Unlike the predecessors, the SP-606 was designed in collaboration with Cakewalk. As a result, the sampler was bundled with the then-new P606 software from Cakewalk for enhanced integration and functionality with a PC. The SP-606 has over 40 various effects, which include Isolator, Filter + Drive, Slicer, Reverb, Tape Echo. It also has the D Beam feature, which allows the user to control 3 different effects physically, including synth, trigger, and filter. The maximum number of samples that can be internally stored is 128. Samples are recorded in 'SP606 original format', with the memory used equating roughly to 16MB. Audio samples are imported and exported in WAV/AIF file format, by way of CompactFlash.

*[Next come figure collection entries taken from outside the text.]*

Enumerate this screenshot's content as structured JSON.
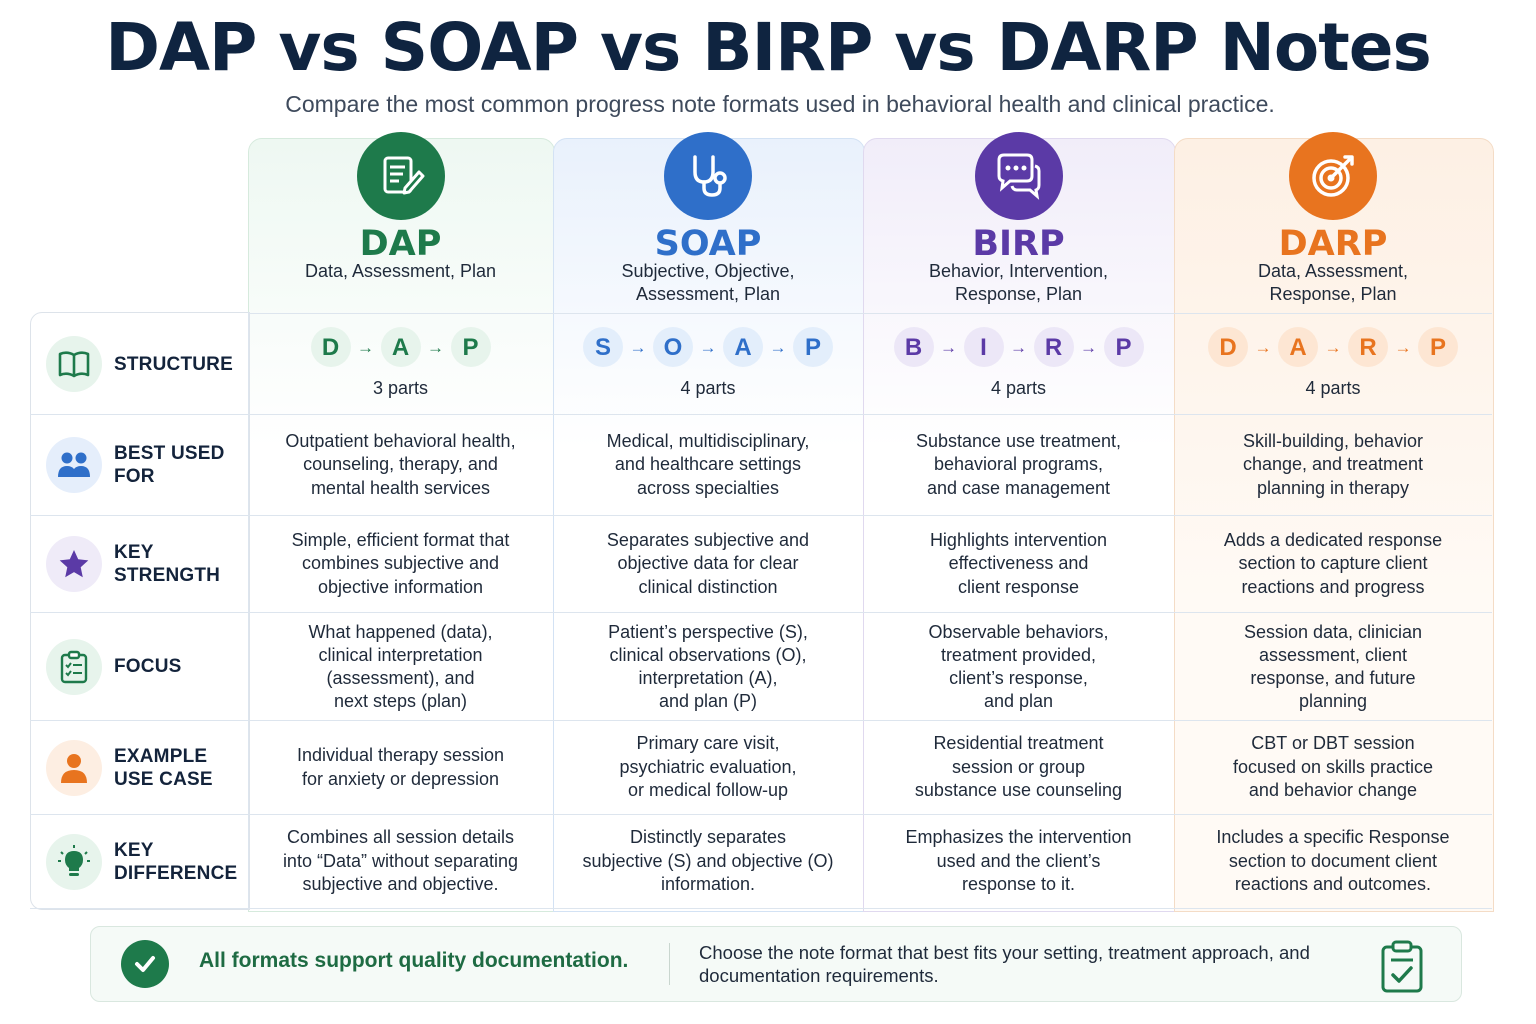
{
  "title": "DAP vs SOAP vs BIRP vs DARP Notes",
  "subtitle": "Compare the most common progress note formats used in behavioral health and clinical practice.",
  "columns": [
    {
      "key": "dap",
      "name": "DAP",
      "full": [
        "Data, Assessment, Plan"
      ],
      "color": "#1e7a4b",
      "icon": "document-pen-icon",
      "letters": [
        "D",
        "A",
        "P"
      ],
      "parts": "3 parts"
    },
    {
      "key": "soap",
      "name": "SOAP",
      "full": [
        "Subjective, Objective,",
        "Assessment, Plan"
      ],
      "color": "#2f6fc9",
      "icon": "stethoscope-icon",
      "letters": [
        "S",
        "O",
        "A",
        "P"
      ],
      "parts": "4 parts"
    },
    {
      "key": "birp",
      "name": "BIRP",
      "full": [
        "Behavior, Intervention,",
        "Response, Plan"
      ],
      "color": "#5b3aa6",
      "icon": "chat-bubbles-icon",
      "letters": [
        "B",
        "I",
        "R",
        "P"
      ],
      "parts": "4 parts"
    },
    {
      "key": "darp",
      "name": "DARP",
      "full": [
        "Data, Assessment,",
        "Response, Plan"
      ],
      "color": "#e8741f",
      "icon": "target-icon",
      "letters": [
        "D",
        "A",
        "R",
        "P"
      ],
      "parts": "4 parts"
    }
  ],
  "rows": [
    {
      "label": [
        "STRUCTURE"
      ],
      "icon": "book-icon"
    },
    {
      "label": [
        "BEST USED",
        "FOR"
      ],
      "icon": "people-icon",
      "cells": [
        [
          "Outpatient behavioral health,",
          "counseling, therapy, and",
          "mental health services"
        ],
        [
          "Medical, multidisciplinary,",
          "and healthcare settings",
          "across specialties"
        ],
        [
          "Substance use treatment,",
          "behavioral programs,",
          "and case management"
        ],
        [
          "Skill-building, behavior",
          "change, and treatment",
          "planning in therapy"
        ]
      ]
    },
    {
      "label": [
        "KEY",
        "STRENGTH"
      ],
      "icon": "star-icon",
      "cells": [
        [
          "Simple, efficient format that",
          "combines subjective and",
          "objective information"
        ],
        [
          "Separates subjective and",
          "objective data for clear",
          "clinical distinction"
        ],
        [
          "Highlights intervention",
          "effectiveness and",
          "client response"
        ],
        [
          "Adds a dedicated response",
          "section to capture client",
          "reactions and progress"
        ]
      ]
    },
    {
      "label": [
        "FOCUS"
      ],
      "icon": "clipboard-list-icon",
      "cells": [
        [
          "What happened (data),",
          "clinical interpretation",
          "(assessment), and",
          "next steps (plan)"
        ],
        [
          "Patient’s perspective (S),",
          "clinical observations (O),",
          "interpretation (A),",
          "and plan (P)"
        ],
        [
          "Observable behaviors,",
          "treatment provided,",
          "client’s response,",
          "and plan"
        ],
        [
          "Session data, clinician",
          "assessment, client",
          "response, and future",
          "planning"
        ]
      ]
    },
    {
      "label": [
        "EXAMPLE",
        "USE CASE"
      ],
      "icon": "person-icon",
      "cells": [
        [
          "Individual therapy session",
          "for anxiety or depression"
        ],
        [
          "Primary care visit,",
          "psychiatric evaluation,",
          "or medical follow-up"
        ],
        [
          "Residential treatment",
          "session or group",
          "substance use counseling"
        ],
        [
          "CBT or DBT session",
          "focused on skills practice",
          "and behavior change"
        ]
      ]
    },
    {
      "label": [
        "KEY",
        "DIFFERENCE"
      ],
      "icon": "lightbulb-icon",
      "cells": [
        [
          "Combines all session details",
          "into “Data” without separating",
          "subjective and objective."
        ],
        [
          "Distinctly separates",
          "subjective (S) and objective (O)",
          "information."
        ],
        [
          "Emphasizes the intervention",
          "used and the client’s",
          "response to it."
        ],
        [
          "Includes a specific Response",
          "section to document client",
          "reactions and outcomes."
        ]
      ]
    }
  ],
  "footer": {
    "strong": "All formats support quality documentation.",
    "text": "Choose the note format that best fits your setting, treatment approach, and documentation requirements.",
    "icon": "clipboard-check-icon"
  },
  "colors": {
    "dap": "#1e7a4b",
    "soap": "#2f6fc9",
    "birp": "#5b3aa6",
    "darp": "#e8741f",
    "dap_bg": "#f3faf6",
    "soap_bg": "#eef4fc",
    "birp_bg": "#f4f1fa",
    "darp_bg": "#fdf3ea"
  }
}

Additionally, CompactFlash is used to update the sampler itself. MIDI can be transferred via USB connection for both Mac and PC.

==Users==
Despite not being initially popular and successful as the SP-303 and SP-404 installments upon release, the digital sampler managed to receive a small following over the years, being utilized by notable producers such as Madlib and Conductor Williams.